A key element to the Working Dog process is that the writers (Cilauro, Sitch and Gleisner) remain in the editing room throughout the post-production process. It makes sense, Sitch says, when you consider filming and editing are simply another part of the writing process. "There is hardly a comedy which isn't done on that model now, with everyone in the editing room and I think there is a good reason comedians jumped all over that," he says. "There are lots of ways things can fall off the track and in editing you can put them back on track."

On set, the most striking aspect of the production, apart from the beige colour scheme, is the detail. Key sets, including the PM's office, have been duplicated from their real-life counterparts. A case, Cilauro says, of getting the little things right so the big things will follow. "We've always been sticklers for that stuff," he says. "If the reality doesn't work, then the believability in the characters won't work and if you don't believe in the characters, the jokes won't work and then the observations won't work.

"It's a house of cards. Once you get the believability of the situation and people right, the observations and jokes flow from that."

In The Hollowmen, the prime minister is never named nor is his party identified. It's neutrality of a sort but the show can hardly be accused of fence sitting - at times, its examination of policy machinations is scathing.

"The point can be marginalised if you make it about one party," Sitch says. "I don't think that will stop a lot of people pointing in one direction or the other. Our point is that a lot of the left and right is a very clever distraction from the fact that the political class have remade our politics.

"We were thinking about it a lot last year when the election was in play and one of the nice things we discovered is that it doesn't matter who won. Once a good technique pops up, both sides are onto it."

Cilauro says the change of government was a "nice coincidence" but agrees with Sitch that the show should not be seen to be about a particular party. "The way things have evolved over the past 10 years, this show could be set in the immediate past or future - there is no difference," he says.

"With Frontline, it wasn't a ground-breaking discovery that TV stations were more interested in ratings than the stories they did but people looked at it and went, 'We're not the only ones who think that.' These people had been sprung by all of us."

If one of the measures of Frontline's success was the reaction it got from thin-skinned current affairs producers, surely ruffled feathers in Canberra will be the measure of The Hollowmen's success. Cilauro and Sitch aren't so sure.
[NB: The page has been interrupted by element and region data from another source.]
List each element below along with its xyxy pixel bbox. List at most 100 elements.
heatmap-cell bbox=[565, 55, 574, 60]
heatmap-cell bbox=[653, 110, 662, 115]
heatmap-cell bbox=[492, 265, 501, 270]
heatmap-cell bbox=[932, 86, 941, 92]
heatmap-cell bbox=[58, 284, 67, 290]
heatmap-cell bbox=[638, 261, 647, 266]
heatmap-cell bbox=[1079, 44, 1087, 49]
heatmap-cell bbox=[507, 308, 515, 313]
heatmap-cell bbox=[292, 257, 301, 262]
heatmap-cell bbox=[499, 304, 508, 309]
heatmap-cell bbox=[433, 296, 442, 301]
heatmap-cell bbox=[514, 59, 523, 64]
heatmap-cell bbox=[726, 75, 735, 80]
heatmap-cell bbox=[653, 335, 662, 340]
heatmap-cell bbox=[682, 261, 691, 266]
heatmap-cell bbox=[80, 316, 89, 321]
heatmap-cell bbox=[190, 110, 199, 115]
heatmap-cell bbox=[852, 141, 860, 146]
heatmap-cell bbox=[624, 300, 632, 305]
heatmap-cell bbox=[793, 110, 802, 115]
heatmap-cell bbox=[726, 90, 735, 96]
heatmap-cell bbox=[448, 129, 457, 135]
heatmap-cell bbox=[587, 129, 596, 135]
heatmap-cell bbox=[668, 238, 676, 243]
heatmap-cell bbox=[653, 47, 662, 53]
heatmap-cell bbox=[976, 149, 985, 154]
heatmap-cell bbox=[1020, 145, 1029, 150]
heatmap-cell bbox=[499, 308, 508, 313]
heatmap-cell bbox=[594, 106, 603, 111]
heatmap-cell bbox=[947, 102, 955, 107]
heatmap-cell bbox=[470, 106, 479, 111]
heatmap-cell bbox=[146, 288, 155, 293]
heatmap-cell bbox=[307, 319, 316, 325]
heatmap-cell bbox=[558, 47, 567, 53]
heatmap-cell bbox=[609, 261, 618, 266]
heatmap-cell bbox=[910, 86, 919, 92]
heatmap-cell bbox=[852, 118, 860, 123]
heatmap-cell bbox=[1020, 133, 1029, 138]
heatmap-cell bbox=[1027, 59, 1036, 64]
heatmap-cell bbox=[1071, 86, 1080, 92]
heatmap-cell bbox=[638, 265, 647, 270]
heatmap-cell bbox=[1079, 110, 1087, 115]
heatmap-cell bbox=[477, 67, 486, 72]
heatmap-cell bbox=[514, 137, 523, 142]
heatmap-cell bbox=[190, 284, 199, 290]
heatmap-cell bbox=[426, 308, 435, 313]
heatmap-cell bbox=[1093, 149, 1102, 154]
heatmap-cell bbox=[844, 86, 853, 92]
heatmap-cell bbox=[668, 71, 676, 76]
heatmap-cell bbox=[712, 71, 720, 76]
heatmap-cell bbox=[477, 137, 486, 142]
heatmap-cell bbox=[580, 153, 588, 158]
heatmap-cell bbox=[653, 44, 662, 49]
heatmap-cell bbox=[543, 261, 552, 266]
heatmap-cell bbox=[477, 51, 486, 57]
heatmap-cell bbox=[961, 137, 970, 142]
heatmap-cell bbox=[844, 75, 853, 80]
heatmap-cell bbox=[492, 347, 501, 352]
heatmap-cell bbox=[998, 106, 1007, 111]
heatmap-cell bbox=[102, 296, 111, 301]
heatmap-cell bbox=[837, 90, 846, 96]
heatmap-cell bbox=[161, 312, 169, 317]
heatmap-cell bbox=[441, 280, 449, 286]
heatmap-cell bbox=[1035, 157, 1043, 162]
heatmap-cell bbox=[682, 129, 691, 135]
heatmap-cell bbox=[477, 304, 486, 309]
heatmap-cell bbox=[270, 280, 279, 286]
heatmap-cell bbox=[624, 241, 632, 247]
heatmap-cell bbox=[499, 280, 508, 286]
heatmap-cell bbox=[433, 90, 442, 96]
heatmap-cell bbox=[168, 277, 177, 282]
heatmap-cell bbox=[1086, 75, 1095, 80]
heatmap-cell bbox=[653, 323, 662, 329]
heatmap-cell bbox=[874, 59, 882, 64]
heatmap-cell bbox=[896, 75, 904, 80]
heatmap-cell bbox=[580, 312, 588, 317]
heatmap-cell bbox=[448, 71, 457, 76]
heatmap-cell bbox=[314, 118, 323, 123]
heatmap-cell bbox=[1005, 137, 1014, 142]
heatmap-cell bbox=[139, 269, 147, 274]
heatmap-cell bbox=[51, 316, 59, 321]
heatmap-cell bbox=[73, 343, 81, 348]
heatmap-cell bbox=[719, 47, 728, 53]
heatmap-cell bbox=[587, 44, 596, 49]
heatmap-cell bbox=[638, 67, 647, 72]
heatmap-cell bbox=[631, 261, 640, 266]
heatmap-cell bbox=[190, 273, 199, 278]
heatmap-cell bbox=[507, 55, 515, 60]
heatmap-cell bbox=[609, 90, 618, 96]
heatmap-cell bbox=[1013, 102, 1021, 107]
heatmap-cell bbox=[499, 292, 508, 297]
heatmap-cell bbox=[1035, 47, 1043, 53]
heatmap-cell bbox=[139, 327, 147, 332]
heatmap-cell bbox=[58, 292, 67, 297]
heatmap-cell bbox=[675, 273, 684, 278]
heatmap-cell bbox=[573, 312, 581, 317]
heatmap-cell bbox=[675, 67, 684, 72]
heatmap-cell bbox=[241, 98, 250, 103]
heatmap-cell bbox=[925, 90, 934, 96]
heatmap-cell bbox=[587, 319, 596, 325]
"It's like the Mafia - they quite enjoy being the centre of attention," Cilauro says. "You don't think the guys in Underbelly weren't rapt to have a show about them? I think there are few idealists in there who might get angry but it is a comedy, it is a distortion of things, we are exaggerating at the facts - that's just how a joke works."

Sitch agrees: "One of the things about Frontline is that when we put it to air, a lot of current affairs people said, 'What's the problem? It's worse than that.' I think there is a better chance someone [in Canberra] will get a laugh out of it. It's still a comedy and one of the things I have discovered about them, on the highest level, is their gallows humour."

The Hollowmen begins on ABC1 on Wednesday at 9.30pm.